Creo que el problema acá es otro, y bien concreto: el modo en que REC se relaciona con la comunidad y cómo ésta participa en darle forma. Los insistentes esfuerzos por democratizarlo han sido cosméticos y no logran llevarle el pulso a la intimidad musical de la ciudad.
Un festival de esa magnitud, importante, millonario y atractivo, debiese ser corolario de una orgánica cultural que acá tenemos a medias (a sea, no tenemos.) Existen requisitos que promueven la calidad de las bandas, pero son esquivos los medios para que todos puedan aspirar a esos estándares.
Carecemos de un circuito estable, que ofrezca un mínimo de garantías para optar a la profesionalización. Aunque las excelentes bandas locales parezcan demostrar lo contrario, cuesta foguearse acá. Y ahí donde no sobran los escenarios, con el REC como una consagración posible es fácil activar envidias y animosidades.
Dicho en términos simples, ese festival que nos hace parecer tan grandes, se vino a instalar en una ciudad que no es tan grande como parece. Y, mirando detrás de las bambalinas, todavía nos queda como poncho. Una torta imposible de repartir entre todos.

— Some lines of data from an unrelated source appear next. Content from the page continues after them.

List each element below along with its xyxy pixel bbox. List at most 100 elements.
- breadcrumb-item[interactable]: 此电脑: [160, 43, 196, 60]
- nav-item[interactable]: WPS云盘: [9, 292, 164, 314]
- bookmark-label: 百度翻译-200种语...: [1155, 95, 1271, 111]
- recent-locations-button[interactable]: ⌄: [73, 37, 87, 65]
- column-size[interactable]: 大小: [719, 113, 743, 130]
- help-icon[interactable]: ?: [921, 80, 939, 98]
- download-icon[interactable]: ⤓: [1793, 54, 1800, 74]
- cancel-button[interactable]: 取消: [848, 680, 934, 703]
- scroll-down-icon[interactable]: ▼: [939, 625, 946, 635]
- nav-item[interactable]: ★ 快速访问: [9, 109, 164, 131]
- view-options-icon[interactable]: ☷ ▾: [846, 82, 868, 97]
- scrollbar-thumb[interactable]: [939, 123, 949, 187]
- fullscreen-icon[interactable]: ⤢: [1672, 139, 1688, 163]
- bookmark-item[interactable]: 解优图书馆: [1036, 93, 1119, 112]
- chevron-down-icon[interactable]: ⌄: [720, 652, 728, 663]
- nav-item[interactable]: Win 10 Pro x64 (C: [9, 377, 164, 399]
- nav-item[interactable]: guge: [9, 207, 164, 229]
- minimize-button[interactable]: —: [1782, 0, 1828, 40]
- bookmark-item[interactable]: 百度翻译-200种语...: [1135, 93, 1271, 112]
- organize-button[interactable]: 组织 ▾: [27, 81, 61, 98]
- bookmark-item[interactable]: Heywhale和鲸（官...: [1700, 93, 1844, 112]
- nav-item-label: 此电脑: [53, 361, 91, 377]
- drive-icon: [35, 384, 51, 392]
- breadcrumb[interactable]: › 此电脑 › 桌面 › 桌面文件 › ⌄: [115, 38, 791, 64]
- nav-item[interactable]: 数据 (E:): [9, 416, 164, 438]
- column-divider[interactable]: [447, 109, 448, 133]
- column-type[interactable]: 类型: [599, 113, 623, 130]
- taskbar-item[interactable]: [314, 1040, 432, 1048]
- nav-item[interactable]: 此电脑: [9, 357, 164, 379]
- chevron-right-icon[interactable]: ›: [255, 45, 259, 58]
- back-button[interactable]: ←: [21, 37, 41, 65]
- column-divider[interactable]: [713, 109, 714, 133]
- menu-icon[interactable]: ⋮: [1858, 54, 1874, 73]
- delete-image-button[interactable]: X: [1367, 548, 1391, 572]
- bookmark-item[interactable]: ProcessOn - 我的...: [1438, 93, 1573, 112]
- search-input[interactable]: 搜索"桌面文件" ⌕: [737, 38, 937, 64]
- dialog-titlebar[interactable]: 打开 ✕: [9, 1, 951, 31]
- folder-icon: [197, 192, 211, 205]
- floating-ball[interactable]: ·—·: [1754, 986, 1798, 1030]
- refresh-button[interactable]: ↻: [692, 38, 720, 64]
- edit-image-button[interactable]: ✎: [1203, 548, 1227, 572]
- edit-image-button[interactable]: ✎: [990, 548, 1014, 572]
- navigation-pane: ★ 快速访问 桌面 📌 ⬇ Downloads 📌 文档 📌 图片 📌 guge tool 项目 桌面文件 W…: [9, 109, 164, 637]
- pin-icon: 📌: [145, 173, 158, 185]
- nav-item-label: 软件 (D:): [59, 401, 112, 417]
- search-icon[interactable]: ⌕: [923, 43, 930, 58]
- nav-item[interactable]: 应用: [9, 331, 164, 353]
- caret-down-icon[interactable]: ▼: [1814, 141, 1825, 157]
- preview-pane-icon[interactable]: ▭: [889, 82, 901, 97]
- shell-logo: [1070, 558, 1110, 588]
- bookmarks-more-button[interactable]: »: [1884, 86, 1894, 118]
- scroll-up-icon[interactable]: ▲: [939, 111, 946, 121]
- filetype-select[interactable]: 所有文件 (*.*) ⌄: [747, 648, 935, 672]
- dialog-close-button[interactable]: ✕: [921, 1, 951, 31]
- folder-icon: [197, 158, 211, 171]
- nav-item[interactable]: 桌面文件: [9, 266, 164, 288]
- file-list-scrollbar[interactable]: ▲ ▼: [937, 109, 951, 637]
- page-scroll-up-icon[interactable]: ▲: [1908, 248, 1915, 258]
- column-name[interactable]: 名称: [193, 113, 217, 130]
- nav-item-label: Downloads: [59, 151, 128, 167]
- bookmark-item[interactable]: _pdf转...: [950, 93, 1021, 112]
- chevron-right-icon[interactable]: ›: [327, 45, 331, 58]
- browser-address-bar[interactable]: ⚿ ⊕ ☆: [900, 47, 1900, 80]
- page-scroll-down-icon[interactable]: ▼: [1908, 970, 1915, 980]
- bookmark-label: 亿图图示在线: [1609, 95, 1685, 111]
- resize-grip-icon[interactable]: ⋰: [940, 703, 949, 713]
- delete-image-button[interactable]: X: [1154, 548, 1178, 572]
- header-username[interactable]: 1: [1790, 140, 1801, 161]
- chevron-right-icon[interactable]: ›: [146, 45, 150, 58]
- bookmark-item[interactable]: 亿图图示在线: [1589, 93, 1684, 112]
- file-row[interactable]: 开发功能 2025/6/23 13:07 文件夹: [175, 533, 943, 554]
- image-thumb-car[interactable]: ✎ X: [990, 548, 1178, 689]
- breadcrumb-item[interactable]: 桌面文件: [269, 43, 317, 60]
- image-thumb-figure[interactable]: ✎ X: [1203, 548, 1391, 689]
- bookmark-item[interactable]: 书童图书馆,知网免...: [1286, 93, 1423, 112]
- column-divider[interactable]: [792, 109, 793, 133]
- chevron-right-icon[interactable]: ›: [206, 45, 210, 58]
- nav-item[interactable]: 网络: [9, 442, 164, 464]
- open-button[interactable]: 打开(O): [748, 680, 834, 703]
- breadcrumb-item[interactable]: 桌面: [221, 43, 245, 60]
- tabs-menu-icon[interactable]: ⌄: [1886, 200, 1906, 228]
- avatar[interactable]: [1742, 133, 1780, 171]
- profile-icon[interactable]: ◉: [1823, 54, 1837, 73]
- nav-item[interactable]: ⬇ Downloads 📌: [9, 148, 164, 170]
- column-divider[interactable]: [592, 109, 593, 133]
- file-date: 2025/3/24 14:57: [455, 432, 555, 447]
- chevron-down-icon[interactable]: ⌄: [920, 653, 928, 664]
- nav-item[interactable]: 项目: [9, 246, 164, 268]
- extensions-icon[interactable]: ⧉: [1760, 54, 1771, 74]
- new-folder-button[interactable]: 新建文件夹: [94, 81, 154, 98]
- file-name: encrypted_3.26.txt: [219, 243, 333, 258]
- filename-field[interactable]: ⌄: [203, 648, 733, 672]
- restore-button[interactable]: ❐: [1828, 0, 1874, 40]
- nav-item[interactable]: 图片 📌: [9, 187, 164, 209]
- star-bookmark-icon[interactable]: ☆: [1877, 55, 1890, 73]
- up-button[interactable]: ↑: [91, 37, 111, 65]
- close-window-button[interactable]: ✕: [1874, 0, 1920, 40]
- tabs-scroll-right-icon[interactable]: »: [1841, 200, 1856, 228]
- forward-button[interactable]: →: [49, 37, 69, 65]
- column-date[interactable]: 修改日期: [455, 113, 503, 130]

Soy de la idea de que el show debe continuar, pero sin pasar por alto todo el sustrato que le da vida al REC. Hay un largo camino por recorrer entre el gimnasio del liceo y el escenario del Parque Bicentenario. Si el rock va a ser reconocido por su relevancia social, desde el Estado, tener solo un gran espectáculo y no el resto, por exitoso que sea, significa que apenas tenemos la guinda y nos falta la torta.